Each of these answers have some right components to them and reflect what many lawyers say. But, some have more direction than others. If you are being sensitive to the client’s anxiety about speaking to you without her son, then you can step back and resist the urge to tell her what is right and wrong.
The first and second option appear to empower the client but could produce more anxiety about getting this decision right, even if she will actually need to decide in order to proceed.
The key to emotional regulation for the lawyer is to avoid feeling responsible for making the client do what you think is right, or defensive when they don’t take that advice. The third option is probably the best of the three because it indicates that you are willing to pay attention to your client and the problem, and that she does not need to persuade you. Using body language that is relaxed and attentive, keeping good eye contact and providing her with options allows you to discuss, rather than decide.
At the end of the discussion you can still encourage her to try to proceed in this meeting without her son or bring him back in at the end when thinking about her options, and it is helpful to let her know she can decide to proceed without him in this meeting but change her mind next time, if that is what she wants. She retains the power to change her mind and include him.

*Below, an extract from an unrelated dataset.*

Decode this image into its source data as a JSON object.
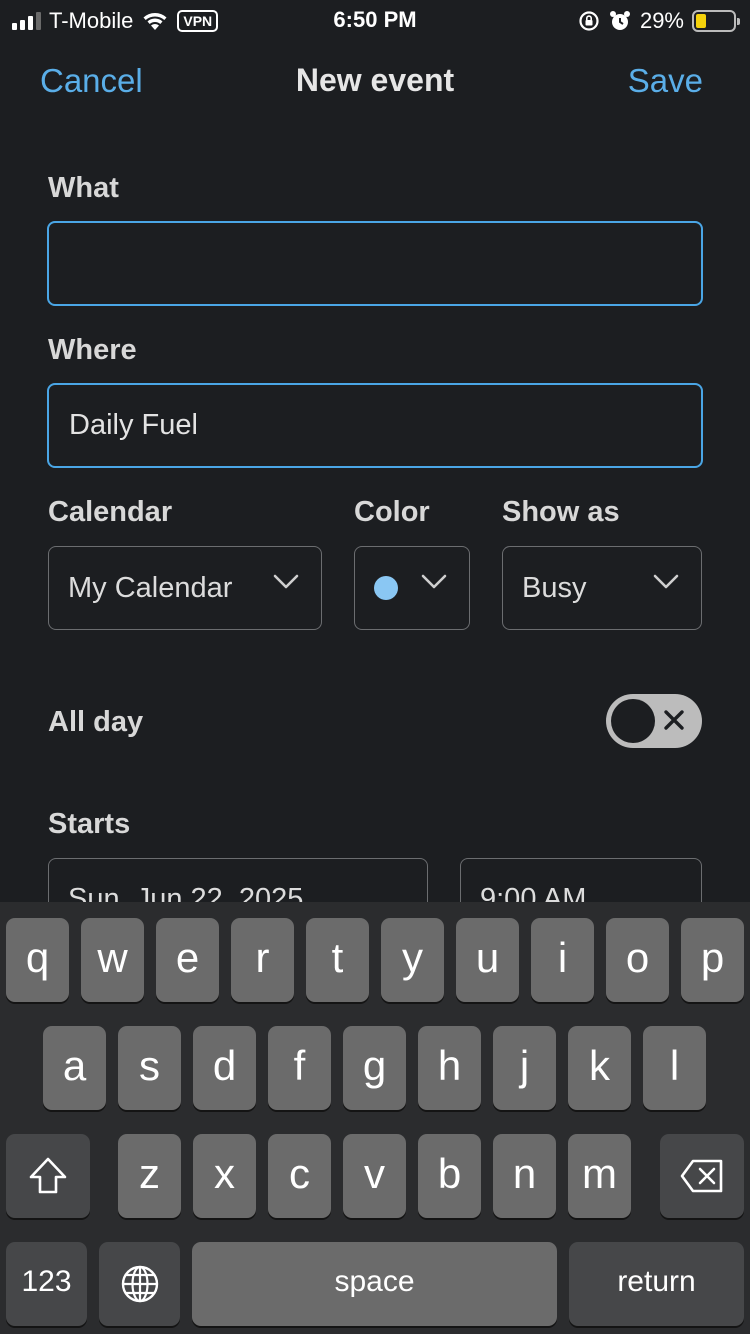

Ms. Menon has asked how she can get back control of her father’s inheritance. She allows her husband to “take care of things” relating to financial matters, but because he transferred it out of the joint account, the assets and proceeds of the father’s estate appear to now be solely in the husband’s control.
In Ontario, joint bank accounts are considered marital assets. This means that each person has a right to a percentage of the money in the joint accounts during a marriage and upon divorce. In Ontario, the Family Law Act generally precludes inheritances from being considered a marital asset and divided equally. However, if you place inherited money into a joint account, then the court will presume that you intended to make a gift of half of that money to your spouse, as per section 14 of the Family Law Act. Consequently, upon divorce, there will be a presumption that Ms. Menon’s husband was entitled to receive half the funds that were transferred into the joint account.

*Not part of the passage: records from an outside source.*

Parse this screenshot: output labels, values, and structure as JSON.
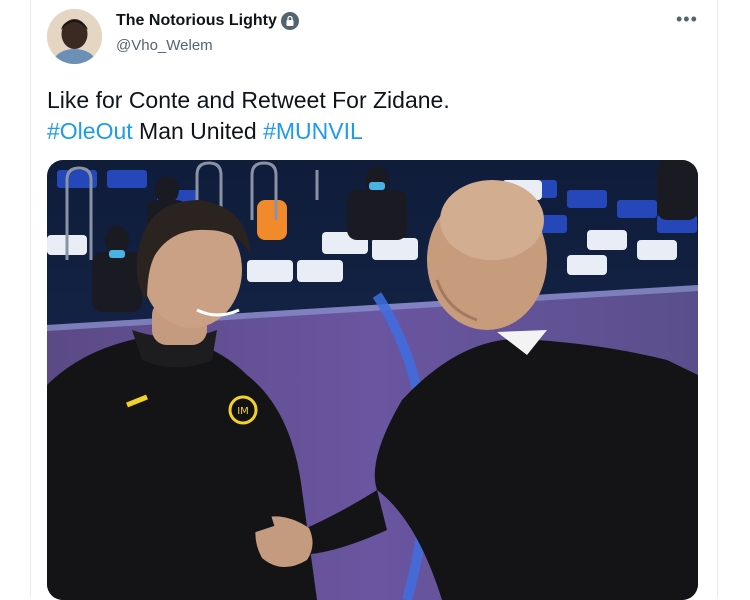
{
  "tweet": {
    "display_name": "The Notorious Lighty",
    "handle": "@Vho_Welem",
    "more_label": "•••",
    "text_line1": "Like for Conte and Retweet For Zidane.",
    "hashtag1": "#OleOut",
    "text_middle": " Man United ",
    "hashtag2": "#MUNVIL"
  },
  "colors": {
    "hashtag": "#1d9bf0",
    "handle": "#536471",
    "badge": "#536471"
  },
  "icons": {
    "verified": "verified-badge-icon",
    "more": "more-options-icon"
  }
}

Even though you know that the best recovery outcome Ms. Menon could hope to receive upon divorce is 50% of her inheritance, divorce will likely take a long time to start and finish and it isn’t clear that this is what Ms. Menon wants. Ms. Menon still has the more immediate problems of how to get the funds returned and secured for her future plans.
Because the client has not yet started the divorce process, her option of recovering those funds through the law would be to file a mareva injunction to freeze her spouse’s assets, while she sues to recover the removed funds. It is clear that the law is a heavy handed tool in this situation. How will you determine whether this is the only avenue or whether there are other options that can be pursued?
What is the first question you might ask of Ms. Menon that would provide greater insight or context into the situation and how to solve it?
- Do you explain to Ms. Menon what limited options the law provides and offer to write a demand letter to her husband as a first step?
- Do you ask Ms. Menon to discuss it with her husband or have you discussed it with her husband to see if he will voluntarily return the money?
- Do you explore why Ms. Menon’s husband controls the family assets?
Questions to Ask:
- Have you discussed this issue with your husband? How has he responded to your concerns? Have you asked him to return the funds? What might he agree to that would satisfy your concerns?
- Do you want to divorce
- Cultural factors?
- Divorce only way out? Lawsuit?
- How to protect assets from being depleted? (Gambling)
- Theft? Trust?
Questions to Ask:
- Do you typically pool all assets? Do you divide financial decision-making responsibilities? Are there any cultural barriers to the concept of financial independence?
- What was the amount of the inheritance? What assets were inherited? How much money is involved? Do you have access to records? Where are the proceeds now? Do you have the ability to track these proceeds?
- What will happen if you are unable to recover any proceeds of the inheritance? In the short-term? In the long-term?
- Do you see separation and/or divorce as an option of last resort? Does your husband see separation and/or divorce as an option?
You will need to ask Ms. Menon to gather all bank records for the affected accounts showing when the withdrawals were made, by whom, and the amount. Next, she will want to set up individual banking accounts in just her name.
Ms. Menon is considering whether divorce is an option although she does not know what this entails. She wants to know whether it is a viable option given her situation, with her teenage son and lack of control over financial assets.
What legal considerations might arise in this situation? What questions might you ask of Ms. Menon that would provide greater insight or context into the situation?
- What cultural factors might affect divorce and separation as options for your client?
- What are some generational concerns?
- What does the concept of “divorce” mean to you? Are your primary concerns financial in nature? Personal security? Independence? Infidelity?